Paper No. 8
Presentation Time: 10:45 AM
DETRITAL ZIRCON U-PB GEOCHRONOLOGY AND HF ISOTOPE GEOCHEMISTRY OF THE ALEXANDER TERRANE IN SOUTHEASTERN ALASKA
The Alexander terrane consists of Neoproterozoic through Triassic strata that extend along the Cordilleran margin from southern Alaska to southern British Columbia. In southeast Alaska, the terrane consists largely of Neoproterozoic through Silurian arc-type plutonic and volcanic rocks, Lower Devonian conglomeratic strata, Middle Devonian through Permian strata that formed in stable marine settings, and Triassic rift-related strata. U-Pb geochronologic and Hf isotopic analyses have been conducted on detrital zircons from ten sandstones of Ordovician, Silurian, Devonian and Triassic age. U-Pb ages (n=2324) are mostly 390-490 Ma (age peaks at 424-448-475 Ma), with subordinate age groups at 530-610 Ma (peak at 572 Ma), 272-310 Ma (peak at 288 Ma), and 350-382 Ma (peak at 366 Ma). Hf isotopic data (n=214) from these grains are highly juvenile, with epsilon Hf values between +10 and +15 for most grains. These ages and Hf isotopic compositions are an excellent match for nearby plutonic rocks (data from Cecil et al., 2011), suggesting mainly local derivation. Most samples also include older grains that exhibit a nearly continuous age distribution from 990 to 2140 Ma, with age peaks at 1031, 1470, 1635, 1774, 1945, and 2073 Ma.
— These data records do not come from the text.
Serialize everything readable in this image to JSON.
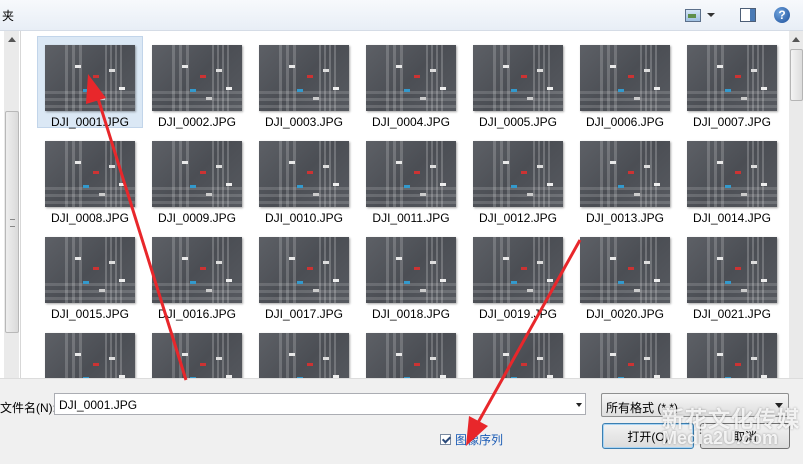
{
  "toolbar": {
    "crumb": "夹",
    "view_icon": "change-view-icon",
    "pane_icon": "preview-pane-icon",
    "help_label": "?"
  },
  "files": [
    "DJI_0001.JPG",
    "DJI_0002.JPG",
    "DJI_0003.JPG",
    "DJI_0004.JPG",
    "DJI_0005.JPG",
    "DJI_0006.JPG",
    "DJI_0007.JPG",
    "DJI_0008.JPG",
    "DJI_0009.JPG",
    "DJI_0010.JPG",
    "DJI_0011.JPG",
    "DJI_0012.JPG",
    "DJI_0013.JPG",
    "DJI_0014.JPG",
    "DJI_0015.JPG",
    "DJI_0016.JPG",
    "DJI_0017.JPG",
    "DJI_0018.JPG",
    "DJI_0019.JPG",
    "DJI_0020.JPG",
    "DJI_0021.JPG",
    "",
    "",
    "",
    "",
    "",
    "",
    ""
  ],
  "selected_index": 0,
  "bottom": {
    "filename_label": "文件名(N):",
    "filename_value": "DJI_0001.JPG",
    "format_value": "所有格式 (*.*)",
    "sequence_label": "图像序列",
    "sequence_checked": true,
    "open_label": "打开(O)",
    "cancel_label": "取消"
  },
  "watermark": {
    "line1": "新花文化传媒",
    "line2": "Media2U.com"
  },
  "colors": {
    "annotation_arrow": "#e8272b",
    "selected_bg": "#dbe8f5",
    "link_blue": "#1a5bb5"
  }
}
Hf isotopic compositions of these grains are quite variable, with epsilon Hf values that range from juvenile to moderately evolved. These data provide an interesting comparison with U-Pb and Hf information from Alexander strata to the north (in the St Elias Mountains, data from Beranek et al., 2012, 2013) and to the south (coastal British Columbia, data from Tochilin et al., in prep). Both regions yield similar early Paleozoic age peaks (414-448-480 Ma to the north; 407-440-476 Ma to the south), whereas Hf isotopic compositions for these grains are much more evolved. Both regions also yield similar broad distributions of 1.0-2.1 Ga grains with variable Hf isotopic compositions. These relations collectively suggest that the Alexander terrane consists of a Neoproterozoic-early Paleozoic magmatic arc that was built on both juvenile crust (SE Alaska) and older continental crustal material (St Elias and coastal BC). The available age and Hf isotopic data are consistent with suggestions that the Alexander terrane was in proximity to Baltica during Neoproterozoic-early Paleozoic time.